MR STEVENSON: If, as the Health Minister says, it can be brought on next week, why make it 31 August?

Mr Humphries: Because we did not allow enough time last time.

MR STEVENSON: Why not give it two months maximum?

Mr Humphries: Because we might need more than two months. Your view might not be shared by everybody else.

MR STEVENSON: Yes, we understand. The intention is not to bring it on in the immediate future, I dare say. The intention is to put it off for as long as possible.

Mr Humphries: Do you want it on in the next week or the next two weeks?

MR STEVENSON: I want it on within two months - absolutely. That will give people an opportunity to read the book and the members in the Assembly an opportunity to discuss the matter. While ever we are putting this matter off, it allows more people to suffer adverse health effects.

I do not want to talk particularly about those many adverse health effects that are reported in the major part of the report; I want to talk about the compulsion. I have spoken to a number of people who are for fluoride; they think it is a good idea. I ask them the question: Why should every man, woman and child - and we could include animals and plants if we wanted to - be compelled to take sodium fluoride on a daily basis?
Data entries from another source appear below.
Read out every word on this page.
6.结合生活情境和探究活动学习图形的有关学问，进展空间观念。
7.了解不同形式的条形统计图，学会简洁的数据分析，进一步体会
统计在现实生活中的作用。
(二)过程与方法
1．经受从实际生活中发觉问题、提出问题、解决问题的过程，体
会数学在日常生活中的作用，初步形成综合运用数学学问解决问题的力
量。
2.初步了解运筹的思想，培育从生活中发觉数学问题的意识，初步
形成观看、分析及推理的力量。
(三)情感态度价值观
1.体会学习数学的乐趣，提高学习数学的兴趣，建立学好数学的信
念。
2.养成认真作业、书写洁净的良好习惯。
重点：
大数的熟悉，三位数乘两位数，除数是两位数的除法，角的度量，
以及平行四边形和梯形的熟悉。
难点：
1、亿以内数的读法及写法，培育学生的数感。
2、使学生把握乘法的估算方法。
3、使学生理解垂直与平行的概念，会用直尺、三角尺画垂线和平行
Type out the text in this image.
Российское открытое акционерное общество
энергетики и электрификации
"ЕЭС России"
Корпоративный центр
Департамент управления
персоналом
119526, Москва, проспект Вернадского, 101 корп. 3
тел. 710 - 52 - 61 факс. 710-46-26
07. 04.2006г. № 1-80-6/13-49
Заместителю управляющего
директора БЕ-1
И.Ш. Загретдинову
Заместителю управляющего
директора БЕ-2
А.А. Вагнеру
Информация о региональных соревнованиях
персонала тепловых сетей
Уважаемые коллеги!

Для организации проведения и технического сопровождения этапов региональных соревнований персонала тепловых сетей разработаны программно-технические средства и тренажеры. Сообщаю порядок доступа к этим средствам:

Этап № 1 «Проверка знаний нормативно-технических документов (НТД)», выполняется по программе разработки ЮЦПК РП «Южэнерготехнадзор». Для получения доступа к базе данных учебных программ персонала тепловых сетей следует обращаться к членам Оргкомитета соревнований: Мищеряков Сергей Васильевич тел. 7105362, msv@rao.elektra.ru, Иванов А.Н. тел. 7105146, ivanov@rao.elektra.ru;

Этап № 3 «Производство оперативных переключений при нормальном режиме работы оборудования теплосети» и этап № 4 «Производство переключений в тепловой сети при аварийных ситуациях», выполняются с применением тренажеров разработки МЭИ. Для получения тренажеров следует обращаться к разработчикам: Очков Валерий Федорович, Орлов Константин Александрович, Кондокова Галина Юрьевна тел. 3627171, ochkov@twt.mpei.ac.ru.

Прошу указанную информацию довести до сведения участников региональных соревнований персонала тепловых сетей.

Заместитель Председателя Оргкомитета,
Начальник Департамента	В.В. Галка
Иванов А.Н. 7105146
This is regardless of whether they have any teeth, regardless of their general state of health, regardless of the fact that they have not had a medical examination to determine whether or not this is a drug that is going to benefit them. There is absolutely no understanding, in relation to each person forced to take this drug, of what other drugs they are taking.

Indeed, next to no research has been done in Australia, or in the rest of the world, on the effects that combinations of drugs can have on a person's health. Sodium silico-fluoride mixed with other drugs is an unknown quantity. It is a dangerous possibility that no-one in this Assembly can competently address because the research has not been done. Your Health Rights mentions that the New South Wales Department of Health has developed the following list of patients' rights:

Before any treatment ... is carried out, the doctor ... should give you a clear explanation ... any risks associated ... should also be explained. This explanation should include an outline of any after-effects, side-effects or adverse outcomes.